BGLTQ Activist Tiq Milan Discusses Transgender Experience

Tiq Milan on Transgender in America
Human rights advocate and LGBTQ activist Tiq Milan speaks with Director of BGLTQ Student Life Van Bailey and Harvard College Women’s Center administrative fellow Vincent T. Harris on masculinity and other issues faced by trans people of color. The talk was organized by the FAS Office of Diversity Relations and Communications and the Office of BGLTQ Student Life.
BGLTQ activist and human rights advocate Tiq Milan urged an audience to challenge the notion of masculinity and called for a greater focus on sexual identity in education at Harvard on Wednesday.

At a panel organized by the Faculty of Arts and Sciences Office of Diversity Relations and Communications and the Harvard College Office of BGLTQ Student Life, Milan, who is black and transgender, said the development of his masculine identity did not follow the typical journey.

“When I look at my masculinity, it’s not about the traditional trajectories,” he said. “I want to become a man of my own design and the man of my dreams.”

He added that the narrow definition of masculinity poses problems for gender inclusivity.

“Limitations that we have placed on masculinity has a detrimental effect on how we relate to each other as human beings,” he said. “It’s a constant uphill battle for me when it comes to asserting myself in my identity.”

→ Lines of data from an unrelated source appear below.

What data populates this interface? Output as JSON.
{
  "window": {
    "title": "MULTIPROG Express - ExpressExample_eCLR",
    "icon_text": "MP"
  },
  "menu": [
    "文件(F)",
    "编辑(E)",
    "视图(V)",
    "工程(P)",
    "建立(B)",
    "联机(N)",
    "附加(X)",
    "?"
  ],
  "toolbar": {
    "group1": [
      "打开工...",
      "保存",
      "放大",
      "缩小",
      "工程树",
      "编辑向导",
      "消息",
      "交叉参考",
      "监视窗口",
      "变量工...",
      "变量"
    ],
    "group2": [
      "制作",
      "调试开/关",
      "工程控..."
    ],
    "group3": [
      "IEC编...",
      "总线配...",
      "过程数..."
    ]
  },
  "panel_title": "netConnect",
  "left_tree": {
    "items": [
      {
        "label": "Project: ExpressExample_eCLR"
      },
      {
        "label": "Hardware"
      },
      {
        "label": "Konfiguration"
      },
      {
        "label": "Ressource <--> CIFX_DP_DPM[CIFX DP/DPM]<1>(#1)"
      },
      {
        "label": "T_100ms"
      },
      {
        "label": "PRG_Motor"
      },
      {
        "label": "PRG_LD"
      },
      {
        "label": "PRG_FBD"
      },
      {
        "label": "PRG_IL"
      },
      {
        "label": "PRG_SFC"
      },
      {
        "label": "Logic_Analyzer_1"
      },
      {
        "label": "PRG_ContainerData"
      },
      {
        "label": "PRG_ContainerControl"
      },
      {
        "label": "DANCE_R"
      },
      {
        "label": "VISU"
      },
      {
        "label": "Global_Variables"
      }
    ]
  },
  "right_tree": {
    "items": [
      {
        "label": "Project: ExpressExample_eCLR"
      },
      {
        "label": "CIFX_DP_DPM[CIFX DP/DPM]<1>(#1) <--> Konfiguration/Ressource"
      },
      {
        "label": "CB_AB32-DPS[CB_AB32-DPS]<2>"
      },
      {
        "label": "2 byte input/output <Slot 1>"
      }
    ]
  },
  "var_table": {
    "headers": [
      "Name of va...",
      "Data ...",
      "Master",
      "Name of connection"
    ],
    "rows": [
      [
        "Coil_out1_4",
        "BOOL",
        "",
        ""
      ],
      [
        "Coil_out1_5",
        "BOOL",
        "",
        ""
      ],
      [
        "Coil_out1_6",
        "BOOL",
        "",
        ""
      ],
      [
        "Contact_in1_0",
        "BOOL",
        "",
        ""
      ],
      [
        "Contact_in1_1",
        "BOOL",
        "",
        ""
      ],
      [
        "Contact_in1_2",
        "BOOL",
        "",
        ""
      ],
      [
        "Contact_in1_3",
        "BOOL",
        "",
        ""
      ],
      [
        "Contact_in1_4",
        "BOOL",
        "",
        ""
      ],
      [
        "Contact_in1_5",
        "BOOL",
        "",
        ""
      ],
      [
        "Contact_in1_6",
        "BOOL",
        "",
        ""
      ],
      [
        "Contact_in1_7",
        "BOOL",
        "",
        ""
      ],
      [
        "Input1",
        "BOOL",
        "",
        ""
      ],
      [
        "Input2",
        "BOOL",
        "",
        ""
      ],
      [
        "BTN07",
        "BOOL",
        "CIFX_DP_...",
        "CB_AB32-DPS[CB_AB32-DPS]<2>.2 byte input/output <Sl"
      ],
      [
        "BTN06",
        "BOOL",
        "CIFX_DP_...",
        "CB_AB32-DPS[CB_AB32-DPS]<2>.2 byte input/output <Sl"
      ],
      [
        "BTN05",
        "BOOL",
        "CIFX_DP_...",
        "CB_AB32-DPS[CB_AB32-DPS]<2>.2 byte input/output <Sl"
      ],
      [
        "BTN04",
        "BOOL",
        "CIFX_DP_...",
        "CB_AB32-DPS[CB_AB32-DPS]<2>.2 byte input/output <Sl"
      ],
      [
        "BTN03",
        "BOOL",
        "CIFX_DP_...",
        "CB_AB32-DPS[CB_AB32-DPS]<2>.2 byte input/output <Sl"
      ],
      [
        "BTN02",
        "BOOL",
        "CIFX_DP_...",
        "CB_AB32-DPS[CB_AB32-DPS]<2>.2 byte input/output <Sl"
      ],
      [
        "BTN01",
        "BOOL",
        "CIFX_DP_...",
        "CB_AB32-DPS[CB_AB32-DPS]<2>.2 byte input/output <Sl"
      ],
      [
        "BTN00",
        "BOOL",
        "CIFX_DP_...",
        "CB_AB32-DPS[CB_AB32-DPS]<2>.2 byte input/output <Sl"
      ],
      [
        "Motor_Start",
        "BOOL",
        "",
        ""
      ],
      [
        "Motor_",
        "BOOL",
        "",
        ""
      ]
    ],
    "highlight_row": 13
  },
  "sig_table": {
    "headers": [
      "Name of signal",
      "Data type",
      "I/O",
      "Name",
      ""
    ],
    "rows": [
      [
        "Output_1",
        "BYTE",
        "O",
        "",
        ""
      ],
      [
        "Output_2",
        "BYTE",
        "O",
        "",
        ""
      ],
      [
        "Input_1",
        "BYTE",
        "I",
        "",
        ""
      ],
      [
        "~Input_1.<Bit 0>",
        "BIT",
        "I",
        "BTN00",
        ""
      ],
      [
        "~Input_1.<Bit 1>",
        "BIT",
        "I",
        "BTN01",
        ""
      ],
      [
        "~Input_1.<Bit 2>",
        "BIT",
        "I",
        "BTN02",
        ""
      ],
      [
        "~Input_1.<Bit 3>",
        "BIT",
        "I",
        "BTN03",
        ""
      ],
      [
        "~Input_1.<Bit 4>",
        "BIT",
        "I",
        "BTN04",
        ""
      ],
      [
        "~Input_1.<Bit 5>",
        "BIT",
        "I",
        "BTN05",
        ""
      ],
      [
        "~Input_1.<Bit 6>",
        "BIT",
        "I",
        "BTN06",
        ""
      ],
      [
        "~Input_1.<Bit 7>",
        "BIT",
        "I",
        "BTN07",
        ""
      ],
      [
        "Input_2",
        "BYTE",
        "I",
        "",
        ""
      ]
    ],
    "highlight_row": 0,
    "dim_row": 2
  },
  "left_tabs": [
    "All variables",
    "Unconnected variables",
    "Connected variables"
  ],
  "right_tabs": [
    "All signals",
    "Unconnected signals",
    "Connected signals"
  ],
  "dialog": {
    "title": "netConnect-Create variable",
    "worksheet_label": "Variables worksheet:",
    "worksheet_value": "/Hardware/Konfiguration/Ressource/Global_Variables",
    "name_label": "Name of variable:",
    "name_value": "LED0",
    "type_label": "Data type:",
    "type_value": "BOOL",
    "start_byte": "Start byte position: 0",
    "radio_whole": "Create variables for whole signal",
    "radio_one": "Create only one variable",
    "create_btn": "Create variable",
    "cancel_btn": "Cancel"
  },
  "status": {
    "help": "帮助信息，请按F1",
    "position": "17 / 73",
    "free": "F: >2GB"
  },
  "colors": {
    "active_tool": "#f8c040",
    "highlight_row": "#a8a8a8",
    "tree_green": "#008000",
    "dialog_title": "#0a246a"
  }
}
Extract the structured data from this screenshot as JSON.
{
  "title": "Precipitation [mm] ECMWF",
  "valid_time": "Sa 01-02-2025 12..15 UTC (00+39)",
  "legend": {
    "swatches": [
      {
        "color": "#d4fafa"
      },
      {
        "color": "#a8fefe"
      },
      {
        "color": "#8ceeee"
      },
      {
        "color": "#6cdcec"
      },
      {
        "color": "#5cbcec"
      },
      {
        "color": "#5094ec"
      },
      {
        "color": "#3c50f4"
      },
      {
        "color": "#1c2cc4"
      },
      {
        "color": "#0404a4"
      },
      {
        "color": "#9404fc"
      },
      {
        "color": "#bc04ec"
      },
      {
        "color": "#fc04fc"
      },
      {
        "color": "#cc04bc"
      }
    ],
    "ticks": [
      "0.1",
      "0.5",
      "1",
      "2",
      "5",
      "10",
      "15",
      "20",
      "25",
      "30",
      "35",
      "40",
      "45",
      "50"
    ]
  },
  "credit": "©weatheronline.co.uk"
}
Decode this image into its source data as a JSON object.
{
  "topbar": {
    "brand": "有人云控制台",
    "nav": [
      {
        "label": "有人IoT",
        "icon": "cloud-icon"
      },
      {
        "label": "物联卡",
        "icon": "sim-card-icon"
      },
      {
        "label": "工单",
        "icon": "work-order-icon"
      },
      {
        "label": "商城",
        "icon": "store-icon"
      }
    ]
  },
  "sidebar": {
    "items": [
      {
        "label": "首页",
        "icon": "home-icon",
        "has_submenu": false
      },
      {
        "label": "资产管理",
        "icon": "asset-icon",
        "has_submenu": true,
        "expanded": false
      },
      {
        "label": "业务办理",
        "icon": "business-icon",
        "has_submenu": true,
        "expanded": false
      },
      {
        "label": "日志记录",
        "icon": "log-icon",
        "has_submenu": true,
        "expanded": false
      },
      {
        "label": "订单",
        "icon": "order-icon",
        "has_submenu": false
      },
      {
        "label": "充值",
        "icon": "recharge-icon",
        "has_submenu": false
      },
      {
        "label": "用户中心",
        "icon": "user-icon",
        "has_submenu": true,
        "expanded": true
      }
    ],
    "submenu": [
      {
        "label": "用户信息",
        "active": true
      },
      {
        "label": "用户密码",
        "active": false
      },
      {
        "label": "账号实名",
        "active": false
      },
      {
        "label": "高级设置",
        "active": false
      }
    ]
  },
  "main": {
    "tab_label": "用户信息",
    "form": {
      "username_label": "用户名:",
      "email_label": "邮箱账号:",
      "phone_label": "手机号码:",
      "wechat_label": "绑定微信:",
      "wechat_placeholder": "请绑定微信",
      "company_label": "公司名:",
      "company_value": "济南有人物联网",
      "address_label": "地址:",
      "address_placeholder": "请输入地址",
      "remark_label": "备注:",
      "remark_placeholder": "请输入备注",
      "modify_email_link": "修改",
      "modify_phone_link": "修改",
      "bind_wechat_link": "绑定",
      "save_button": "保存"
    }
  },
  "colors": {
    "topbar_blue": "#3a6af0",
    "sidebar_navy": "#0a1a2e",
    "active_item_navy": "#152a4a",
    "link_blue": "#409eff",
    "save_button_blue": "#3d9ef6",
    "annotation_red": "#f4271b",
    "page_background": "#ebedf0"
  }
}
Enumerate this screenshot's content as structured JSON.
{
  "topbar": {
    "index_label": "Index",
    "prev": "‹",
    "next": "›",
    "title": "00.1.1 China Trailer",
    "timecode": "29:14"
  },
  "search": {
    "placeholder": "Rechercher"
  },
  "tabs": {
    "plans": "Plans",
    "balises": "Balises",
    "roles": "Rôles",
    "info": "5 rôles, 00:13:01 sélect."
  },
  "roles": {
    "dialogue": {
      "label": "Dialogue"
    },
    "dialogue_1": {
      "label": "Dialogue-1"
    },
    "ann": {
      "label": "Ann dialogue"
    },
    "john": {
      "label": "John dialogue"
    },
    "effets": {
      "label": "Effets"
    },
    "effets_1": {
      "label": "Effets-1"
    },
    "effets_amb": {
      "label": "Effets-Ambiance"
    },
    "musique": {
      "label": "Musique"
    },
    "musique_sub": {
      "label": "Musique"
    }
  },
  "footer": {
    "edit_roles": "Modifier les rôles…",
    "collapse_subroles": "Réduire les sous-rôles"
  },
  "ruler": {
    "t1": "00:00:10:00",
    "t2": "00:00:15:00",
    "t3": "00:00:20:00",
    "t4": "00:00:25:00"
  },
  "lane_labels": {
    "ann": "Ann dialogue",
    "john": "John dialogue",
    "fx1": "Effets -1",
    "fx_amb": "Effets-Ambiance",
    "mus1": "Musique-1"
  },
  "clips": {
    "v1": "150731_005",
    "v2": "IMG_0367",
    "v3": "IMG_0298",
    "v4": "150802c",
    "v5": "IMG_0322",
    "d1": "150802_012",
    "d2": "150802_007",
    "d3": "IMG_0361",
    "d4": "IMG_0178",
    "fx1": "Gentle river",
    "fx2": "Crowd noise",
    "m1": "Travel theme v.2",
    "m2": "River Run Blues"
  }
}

According to Harvard College Women’s Center administrative fellow Vincent T. Harris, who moderated the event, the issue of gender inclusivity extends to the American education system. While Harvard is setting standards of inclusivity in higher education, he said, conversations about inclusivity are not always taking place across the country.

“With the increased visibility of transgender in media, we are becoming more aware of trans equality as a responsibility of colleges and higher education institutions such as Harvard,” Harris added as he introduced the panel.

Addressing a question on the impact that cutbacks on K-12 sex education has on the BGLTQ community, director of BGLTQ Student Life Van Bailey, who sat with Milan on the panel, said many students are entering college without adequate knowledge about sexuality, the broader field within which gender identity lies.

Milan agreed, adding that the sex education curriculum needs to expand to include discussions about gender identity.

“It’s important to have these conversations early to combat violence and shame later,” he said.

In his closing remarks, Harris said it is important to recognize individuals by their unique personalities rather than by their gender identities.

“We have to continue to promote the message that individuals in spaces of higher education can come to us as who they are and think about how we can support them as who they are,” he said.